The soulful poem re-paints the challenge in the joy of being.

‘Red-capped Robin – Long Pocket, Indooroopilly’ begins with something as commonplace as ‘parking cars’, but progresses meaningfully creating magic, thrill and a sense of beauty in the reader not forgetting to leave a taste of sympathy, ugliness of human tendencies and peculiar pain somewhere down the guts. After all, sadness underlines happiness, always fading-in later than never. If that surety sinks in, then the phantom of inconsistency never crosses the reader’s mind, but to evoke such a resolute emotion, there needs tranquil dignity and responsibility on the poet’s part and that is skillfully taken care of by Neilsen in Wildlife of Berlin.

‘Queensland Haiku’ says:

Salted earth kills crops:

pig-headed, we tell this sharper sun

to make fruit from dust.

(93)

Polluted earth that has turned the all-essential soil to some sort of by-product of acid has stopped her support to human life subtly. It is her way of protesting. The unfavourable green life is linked to all climatic changes, the ruptured zones, melting ice and forest fires, too. Unfortunately the invisible chain link of Nature is unseen by insensitive human eyes. The dumbness of human life is exposed by the poetic words, ‘to make fruit from dust’. This pig-headedness is as clear as a stone-tablet written in bold letters, yet apathy sneaks into human tendency to notice it. Such poetic fluorescence is again seen in the poem, ‘The Dead are Bored’:

We the dead are bored with your concerns,

your endless talk on social media about food and pets,

Listen, there is not magic in this prophecy:

when the rhino is gone

and clumsy birds mop the plains

you will see there your own remains.

(94)

The poetry in Wildlife of Berlin thus flows deeply, disturbing the imaginary peace of mind in an engaging way, making one murmur in sympathy. Freshness of approach in poetic devices, too, makes a coherent impression on the reader, to keep one’s opinion aside and to go with the poetic flow of thoughts at once. Such effect can be made possible only when the poet is true to his feelings and Philip Neilsen compels any reviewer to congratulate the poet first and then move on with any other observations.

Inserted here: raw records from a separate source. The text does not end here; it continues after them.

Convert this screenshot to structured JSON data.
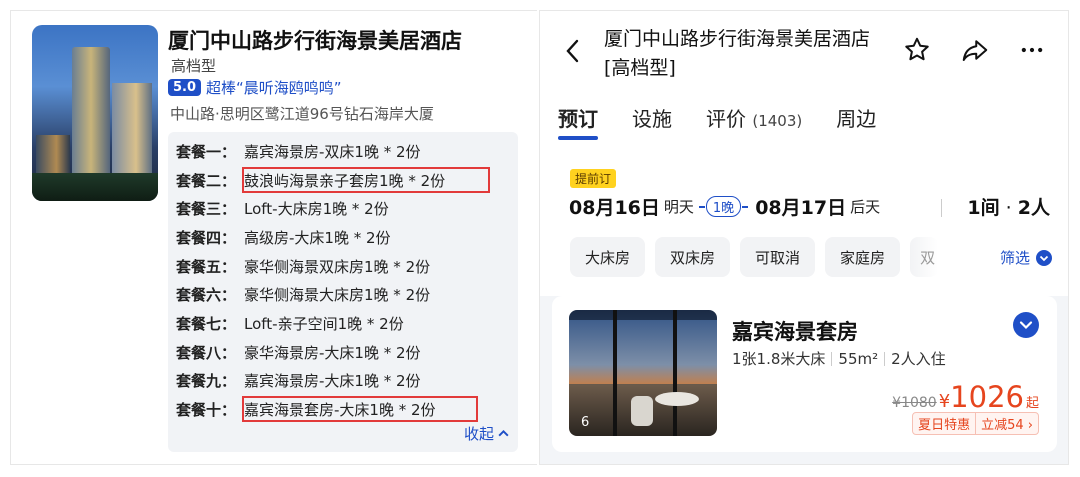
{
  "hotel": {
    "name": "厦门中山路步行街海景美居酒店",
    "grade": "高档型",
    "score": "5.0",
    "score_label": "超棒“晨听海鸥鸣鸣”",
    "address": "中山路·思明区鹭江道96号钻石海岸大厦"
  },
  "packages": [
    {
      "label": "套餐一：",
      "text": "嘉宾海景房-双床1晚 * 2份",
      "highlight": false
    },
    {
      "label": "套餐二：",
      "text": "鼓浪屿海景亲子套房1晚 * 2份",
      "highlight": true
    },
    {
      "label": "套餐三：",
      "text": "Loft-大床房1晚 * 2份",
      "highlight": false
    },
    {
      "label": "套餐四：",
      "text": "高级房-大床1晚 * 2份",
      "highlight": false
    },
    {
      "label": "套餐五：",
      "text": "豪华侧海景双床房1晚 * 2份",
      "highlight": false
    },
    {
      "label": "套餐六：",
      "text": "豪华侧海景大床房1晚 * 2份",
      "highlight": false
    },
    {
      "label": "套餐七：",
      "text": "Loft-亲子空间1晚 * 2份",
      "highlight": false
    },
    {
      "label": "套餐八：",
      "text": "豪华海景房-大床1晚 * 2份",
      "highlight": false
    },
    {
      "label": "套餐九：",
      "text": "嘉宾海景房-大床1晚 * 2份",
      "highlight": false
    },
    {
      "label": "套餐十：",
      "text": "嘉宾海景套房-大床1晚 * 2份",
      "highlight": true
    }
  ],
  "collapse_label": "收起",
  "detail": {
    "title": "厦门中山路步行街海景美居酒店[高档型]",
    "tabs": [
      {
        "label": "预订",
        "count": "",
        "active": true
      },
      {
        "label": "设施",
        "count": "",
        "active": false
      },
      {
        "label": "评价",
        "count": "(1403)",
        "active": false
      },
      {
        "label": "周边",
        "count": "",
        "active": false
      }
    ],
    "advance_tag": "提前订",
    "checkin_date": "08月16日",
    "checkin_day": "明天",
    "nights": "1晚",
    "checkout_date": "08月17日",
    "checkout_day": "后天",
    "rooms": "1间",
    "guests": "2人",
    "chips": [
      "大床房",
      "双床房",
      "可取消",
      "家庭房",
      "双"
    ],
    "filter_label": "筛选",
    "room": {
      "name": "嘉宾海景套房",
      "bed": "1张1.8米大床",
      "area": "55m²",
      "occupancy": "2人入住",
      "photo_count": "6",
      "old_price": "¥1080",
      "currency": "¥",
      "price": "1026",
      "price_suffix": "起",
      "promo_tag": "夏日特惠",
      "promo_discount": "立减54 ›"
    }
  },
  "colors": {
    "accent": "#1f4fc7",
    "price": "#e6451e",
    "highlight_box": "#e23a3a",
    "advance_tag": "#ffd21f"
  },
  "icons": [
    "back-arrow-icon",
    "star-icon",
    "share-icon",
    "more-icon",
    "chevron-up-icon",
    "chevron-down-icon"
  ]
}
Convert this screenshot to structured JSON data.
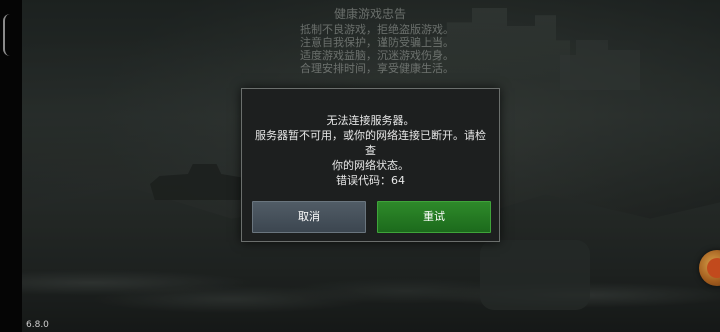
{
  "health_notice": {
    "title": "健康游戏忠告",
    "lines": [
      "抵制不良游戏，拒绝盗版游戏。",
      "注意自我保护，谨防受骗上当。",
      "适度游戏益脑，沉迷游戏伤身。",
      "合理安排时间，享受健康生活。"
    ]
  },
  "dialog": {
    "line1": "无法连接服务器。",
    "line2": "服务器暂不可用，或你的网络连接已断开。请检查",
    "line3": "你的网络状态。",
    "line4": "错误代码：64",
    "cancel_label": "取消",
    "retry_label": "重试"
  },
  "version": "6.8.0",
  "colors": {
    "retry_button": "#2e8a2a",
    "cancel_button": "#515c66",
    "dialog_bg": "#1d1f1f"
  }
}
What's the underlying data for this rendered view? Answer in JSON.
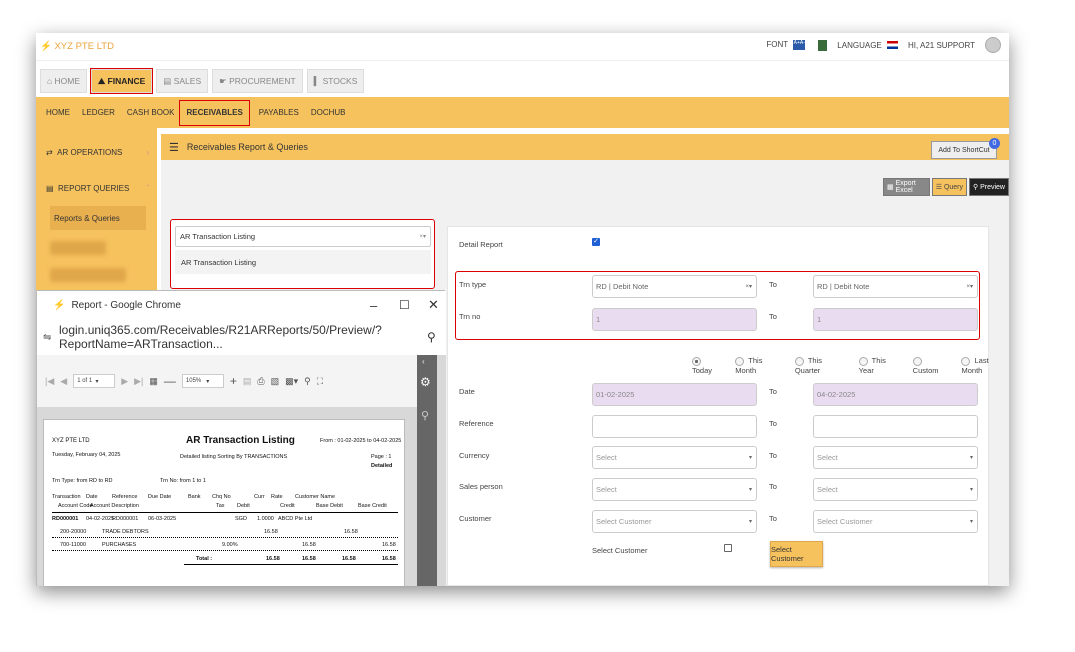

Wildlife of Berlin has depth, sanity and distinct perfection. The half-learned world often amused by imaginative apathy rudely awakens to Neilsen’s poetry, for each poem in the anthology reaches a serene height of detached interest and completes itself, quenching poetic thirst.

 

Reference

Mais, S. P. B. 1921. Why We Should Read. London: Grant Richards. Project Gutenberg Ebook #41285. Released 2012.

 

 

Thriveni C Mysore is a science teacher from Karnataka, India. She is locally acknowledged for her critical essays and articles on Philosophy and Education. Her books in Kannada on Philosophy and Science have won State awards. Being actively involved in Environmental Awareness Programs, she holds lectures and presentations for students. Amidst life’s complexities, she finds divine-solace in reading Nature poems.